Et si vous venez me dire que je suis radicale je vous répondrais que sans cette question la racine du problème est éludée.

A part la justification de son rôle en tant que pièce dans la partie d’échec en cours, quel intérêt réel aurait une armée à protéger ce qu’elle est censée détruire pour conquérir ?

Je crois et j’ose rêver que si les armées utilisaient leur formidable capacité logistique, leur sens de l’organisation légendaire et leurs ressources humaines exclusivement à la restauration de tout ce qui a été saccagé en s’engageant à n’entrer dans aucun conflit tant que le Programme de Restauration des Ressources Mondiales pour les 21e siècle n’aura pas été achevé, elles feraient un grand pas et l’humanité avec.
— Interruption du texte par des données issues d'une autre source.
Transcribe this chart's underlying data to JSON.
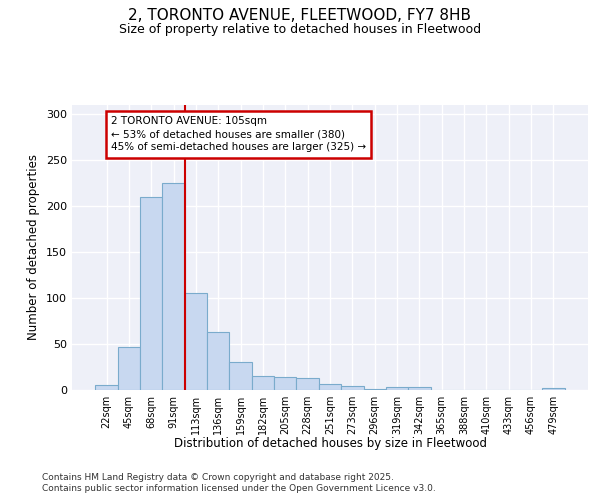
{
  "title": "2, TORONTO AVENUE, FLEETWOOD, FY7 8HB",
  "subtitle": "Size of property relative to detached houses in Fleetwood",
  "xlabel": "Distribution of detached houses by size in Fleetwood",
  "ylabel": "Number of detached properties",
  "bar_color": "#c8d8f0",
  "bar_edge_color": "#7aabcc",
  "background_color": "#eef0f8",
  "grid_color": "#ffffff",
  "categories": [
    "22sqm",
    "45sqm",
    "68sqm",
    "91sqm",
    "113sqm",
    "136sqm",
    "159sqm",
    "182sqm",
    "205sqm",
    "228sqm",
    "251sqm",
    "273sqm",
    "296sqm",
    "319sqm",
    "342sqm",
    "365sqm",
    "388sqm",
    "410sqm",
    "433sqm",
    "456sqm",
    "479sqm"
  ],
  "values": [
    5,
    47,
    210,
    225,
    105,
    63,
    30,
    15,
    14,
    13,
    6,
    4,
    1,
    3,
    3,
    0,
    0,
    0,
    0,
    0,
    2
  ],
  "red_line_x": 3.5,
  "annotation_line1": "2 TORONTO AVENUE: 105sqm",
  "annotation_line2": "← 53% of detached houses are smaller (380)",
  "annotation_line3": "45% of semi-detached houses are larger (325) →",
  "ylim": [
    0,
    310
  ],
  "yticks": [
    0,
    50,
    100,
    150,
    200,
    250,
    300
  ],
  "footer_line1": "Contains HM Land Registry data © Crown copyright and database right 2025.",
  "footer_line2": "Contains public sector information licensed under the Open Government Licence v3.0."
}
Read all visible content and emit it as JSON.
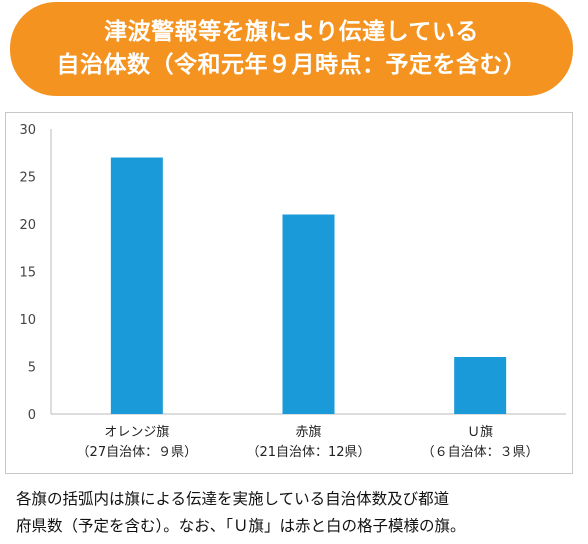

Voilà ce qui me semblerait être une véritable hypothèse de travail, et non une partie d’échecs de plus à mener. Et voilà à mon avis, qui ferait que de nouveau les populations se sentiraient protégées par leurs soldats... A méditer ?

Reste que je suis contente d’avoir lu ce livre et je recommande aux plus passionnés d’entre vous de le consulter car il rassemble une mine d’informations factuelles (là encore sans mauvais humour) sur un sujet ambigu qui devrait être abordé plus souvent et mieux connu du public.